Swab the posterior pharynx, avoiding the tongue.

Nasopharyngeal wash/aspirate or nasal aspirates

Collect 2-3 mL into a sterile, leak-proof, screw-cap sputum collection cup or sterile dry container. Refrigerate specimen at 2-8°C up to 72 hours; if exceeding 72 hours, freeze at -70°C and ship on dry ice.

Blood Components

Serum (for serologic testing)

For serum antibody testing: Serum specimens should be collected during the acute stage of the disease, preferably during the first week after onset of illness, and again during convalescence, ≥ 3 weeks after the acute sample was collected. However, since we do not want to delay detection at this time, a single serum sample collected 14 or more days after symptom onset may be beneficial. Serologic testing is currently available at CDC upon request and approval. Please be aware that the MERS-CoV serologic test is for research/surveillance purposes and not for diagnostic purposes - it is a tool developed in response to the MERS-CoV outbreak. Contact CDC’s Emergency Operations Center (EOC) (770-488-7100) for consultation and approval if serologic testing is being considered.
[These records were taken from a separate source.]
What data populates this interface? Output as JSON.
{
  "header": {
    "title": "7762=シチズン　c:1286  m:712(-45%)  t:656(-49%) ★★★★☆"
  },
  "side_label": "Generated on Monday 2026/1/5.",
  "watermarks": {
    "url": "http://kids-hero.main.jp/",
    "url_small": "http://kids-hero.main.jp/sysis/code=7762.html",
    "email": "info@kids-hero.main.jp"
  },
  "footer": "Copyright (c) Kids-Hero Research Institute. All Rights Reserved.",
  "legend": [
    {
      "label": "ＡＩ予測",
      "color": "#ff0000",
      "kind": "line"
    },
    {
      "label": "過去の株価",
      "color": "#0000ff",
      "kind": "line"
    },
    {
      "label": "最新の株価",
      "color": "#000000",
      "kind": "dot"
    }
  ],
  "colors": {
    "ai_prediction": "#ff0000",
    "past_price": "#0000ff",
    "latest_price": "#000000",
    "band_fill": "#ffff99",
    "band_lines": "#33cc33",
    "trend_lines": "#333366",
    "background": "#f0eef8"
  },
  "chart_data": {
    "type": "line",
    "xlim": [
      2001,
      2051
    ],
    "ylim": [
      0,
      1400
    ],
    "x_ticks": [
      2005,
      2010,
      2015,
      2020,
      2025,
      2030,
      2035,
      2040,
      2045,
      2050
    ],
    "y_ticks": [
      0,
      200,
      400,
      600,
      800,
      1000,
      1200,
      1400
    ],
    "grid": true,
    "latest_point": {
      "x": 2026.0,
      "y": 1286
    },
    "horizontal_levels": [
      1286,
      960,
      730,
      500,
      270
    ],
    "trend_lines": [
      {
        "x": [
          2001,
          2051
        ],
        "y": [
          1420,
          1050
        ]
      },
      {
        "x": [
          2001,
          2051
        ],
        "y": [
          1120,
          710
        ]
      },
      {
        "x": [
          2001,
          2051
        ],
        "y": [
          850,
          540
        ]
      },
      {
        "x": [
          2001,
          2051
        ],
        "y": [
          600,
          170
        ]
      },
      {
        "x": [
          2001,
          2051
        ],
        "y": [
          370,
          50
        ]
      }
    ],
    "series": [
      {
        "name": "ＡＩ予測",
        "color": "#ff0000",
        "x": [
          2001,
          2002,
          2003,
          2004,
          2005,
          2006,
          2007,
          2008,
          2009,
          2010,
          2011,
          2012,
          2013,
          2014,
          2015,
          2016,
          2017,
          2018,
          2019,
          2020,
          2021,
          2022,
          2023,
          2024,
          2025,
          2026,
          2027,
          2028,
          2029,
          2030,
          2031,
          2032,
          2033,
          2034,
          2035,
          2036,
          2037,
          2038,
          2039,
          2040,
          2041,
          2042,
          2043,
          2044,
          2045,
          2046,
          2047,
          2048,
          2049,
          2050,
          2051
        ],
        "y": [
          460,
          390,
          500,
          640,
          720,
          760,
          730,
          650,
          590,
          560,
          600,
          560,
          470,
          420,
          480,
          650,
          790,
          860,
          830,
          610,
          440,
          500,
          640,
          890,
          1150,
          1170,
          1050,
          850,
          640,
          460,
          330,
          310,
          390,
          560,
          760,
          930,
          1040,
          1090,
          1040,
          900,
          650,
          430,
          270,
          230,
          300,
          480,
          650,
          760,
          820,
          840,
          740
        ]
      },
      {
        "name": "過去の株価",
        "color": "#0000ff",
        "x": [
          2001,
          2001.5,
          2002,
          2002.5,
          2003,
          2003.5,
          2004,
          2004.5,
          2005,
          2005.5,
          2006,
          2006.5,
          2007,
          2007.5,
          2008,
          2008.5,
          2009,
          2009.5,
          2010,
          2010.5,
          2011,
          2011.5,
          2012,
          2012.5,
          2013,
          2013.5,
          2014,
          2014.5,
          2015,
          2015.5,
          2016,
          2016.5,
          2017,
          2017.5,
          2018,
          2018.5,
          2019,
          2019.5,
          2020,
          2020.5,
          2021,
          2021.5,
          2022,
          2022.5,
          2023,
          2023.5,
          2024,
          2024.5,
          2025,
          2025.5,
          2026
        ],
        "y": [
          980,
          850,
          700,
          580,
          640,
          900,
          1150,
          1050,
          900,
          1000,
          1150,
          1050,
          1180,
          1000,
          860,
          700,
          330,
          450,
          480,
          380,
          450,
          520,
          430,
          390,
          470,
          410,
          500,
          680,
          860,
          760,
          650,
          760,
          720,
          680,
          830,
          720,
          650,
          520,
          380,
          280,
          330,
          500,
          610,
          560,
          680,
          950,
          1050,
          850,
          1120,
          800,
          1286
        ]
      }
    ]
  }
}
Serum (for rRT-PCR testing)

  • For rRT-PCR testing (i.e., detection of the virus and not antibodies), a single serum specimen collected optimally during the first week after symptom onset, preferably within 3-4 days, after symptom onset, may be also be beneficial.
  • Children and adults: Collect 1 tube (5-10 mL) of whole blood in a serum separator tube. Allow the blood to clot, centrifuge briefly, and separate sera into sterile tube container. The minimum amount of serum required for testing is 200 µL. Refrigerate the specimen at 2-8°C and ship on ice- pack; freezing and shipment on dry ice is permissible.
  • Infants: A minimum of 1 mL of whole blood is needed for testing of pediatric patients. If possible, collect 1 mL in an EDTA tube and in a serum separator tube. If only 1 mL can be obtained, use a serum separator tube.

EDTA blood (plasma)

Collect 1 tube (10 mL) of heparinized (green-top) or EDTA (purple-top) blood. Refrigerate specimen at 2-8°C and ship on ice-pack; do not freeze.

Stool

Collect 2-5 grams of stool specimen (formed or liquid) in sterile, leak-proof, screw-cap sputum collection cup or sterile dry container. Refrigerate specimen at 2-8°C up to 72 hours; if exceeding 72 hours, freeze at -70°C and ship on dry ice.

References

  1. Dyall J, Coleman CM, Hart BJ, Venkataraman T, Holbrook MR, Kindrachuk J; et al. (2014). "Repurposing of clinically developed drugs for treatment of Middle East Respiratory Coronavirus Infection". Antimicrob Agents Chemother. doi:10.1128/AAC.03036-14. PMID 24841273.
  2. "Clinical management of severe acute respiratory infections when novel coronavirus is suspected: What to do and what not to do" (PDF).
  3. "MERS Prevention and Treatment".